Hat die Bundesregierung beim Klimapaket ökonomische oder soziale Belange über den Klimaschutz gestellt?
41 mal, hat "taz"-Journalist Malte Kreutzfeldt nachgezählt, werde im Klimaschutzprogramm 2030 Wasserstoff als zentrales Element für den Klimaschutz erwähnt. "0 mal wird erklärt, wo der zusätzliche Ökostrom für dessen Erzeugung herkommen soll, wenn die Ausbauziele nicht stark angehoben werden."
Tatsächlich wurden die Ausbauziele nicht nur nicht angehoben, sondern sogar abgesenkt. "In einem früheren Entwurf hieß es noch, dass künftig jedes Jahr zusätzlich Windräder mit einer Kapazität von einem Gigawatt gebaut werden sollen, um bis 2030 eine installierte Leistung von 80 Gigawatt zu erreichen", schreibt Spiegel Online. "Im finalen Entwurf des Klimapakets wird nun eine installierte Leistung von 67 bis 71 Gigawatt bis 2030 angepeilt."
Erschwerend kommt hinzu: In letzter Zeit hat die Windkraft an Land nicht einmal die ohnehin wenig ambitionierten Ausbauziele erreicht. Der Zubau bewegt sich in diesem Jahr auf dem niedrigsten Niveau seit der Jahrtausendwende, seit Einführung des EEG. Ursache dafür sind unter anderem viele Klagen und langwierige Genehmigungsverfahren, die Investoren abschrecken.
Nun ist Strom natürlich nur einer von mehreren Sektoren, in dem sich CO2 einsparen lässt. Wärme und Verkehr wurden lange vernachlässigt.

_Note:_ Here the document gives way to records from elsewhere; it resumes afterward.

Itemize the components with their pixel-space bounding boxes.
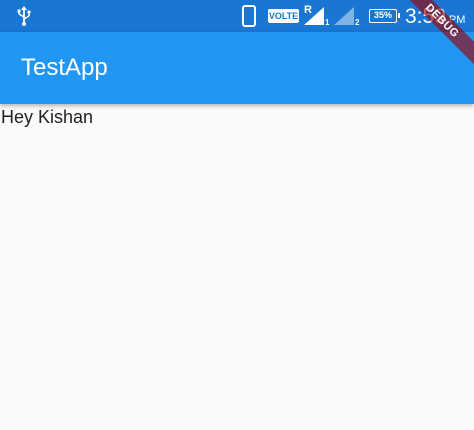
sim2-label: 2 (355, 18, 360, 27)
clock: 3:59 PM (405, 5, 465, 29)
app-bar: TestApp (0, 32, 474, 104)
battery-icon: 35% (369, 9, 400, 23)
greeting-text: Hey Kishan (1, 107, 94, 127)
sim1-label: 1 (325, 18, 330, 27)
status-bar: VOLTE R 1 2 35% 3:59 PM (0, 0, 474, 32)
app-title: TestApp (21, 54, 108, 81)
volte-badge: VOLTE (268, 9, 299, 23)
usb-icon (17, 6, 31, 26)
signal-sim1-icon (304, 7, 324, 25)
signal-sim2-icon (334, 7, 354, 25)
clock-ampm: PM (448, 14, 466, 26)
clock-time: 3:59 (405, 5, 446, 28)
phone-icon (242, 5, 256, 27)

Insofern ist es konsequent, dass diese Sektoren nun auch verstärkt ihre Beiträge leisten müssen – wie auch immer das konkret überprüft und eingefordert werden soll. Nur: Diese Sektoren sind allerdings auf Strom aus erneuerbaren Quellen angewiesen, um etwa Fahr- und Flugzeuge sinnvoll zu elektrifizieren, Ölheizungen durch Wärmepumpen zu ersetzen oder Wasserstoff als Energiespeicher zu nutzen.
Wie die Bundesregierung mit gebremsten Windkraftausbau den CO2-Ausstoß bis 2050 auf Null senken möchte, ist mir schleierhaft. Genauso schleierhaft ist die politische Strategie dahinter: Geht es um Wählerstimmen? Auf die Stimmen einer ganzen Jugendbewegung scheint man ja locker verzichten zu können. Geht es um Arbeitsplätze? Die deutsche Windkraftbranche hat allein 2017 rund 26.000 Jobs verloren, mehr als es im Braunkohletagebau überhaupt noch gibt. Das scheint aber weder Union noch Sozialdemokraten sonderlich umzutreiben.
Geht es um Geld? Wenn Deutschland seine EU-Verpflichtungen zum Klimaschutz nicht erfüllt, muss es Zertifikate von anderen EU-Staaten kaufen. Damit finanziert es quasi die Energiewende der anderen Länder mit, ohne selbst etwas von den Investitionen zu haben. Geht es um soziale Gerechtigkeit? Werden diese Zertifikate mit Steuergeldern gekauft, werden sie von allen Bürgern und Unternehmen gleichermaßen finanziert, ohne Rücksicht darauf, wer wie viel zur Erderwärmung beigetragen hat. Sozial ungerechter geht es kaum noch.
Die Bundesregierung hat also nicht etwa ökonomische oder soziale Belange über den Klimaschutz gestellt – was man zwar kurzsichtig finden, aber irgendwie noch nachvollziehen könnte. Stattdessen hat sie offenbar so lange herumkompromisst, bis alle Aspekte gleichermaßen unter die Räder gekommen sind. Eine Lose-lose-Situation nennt man so etwas wohl.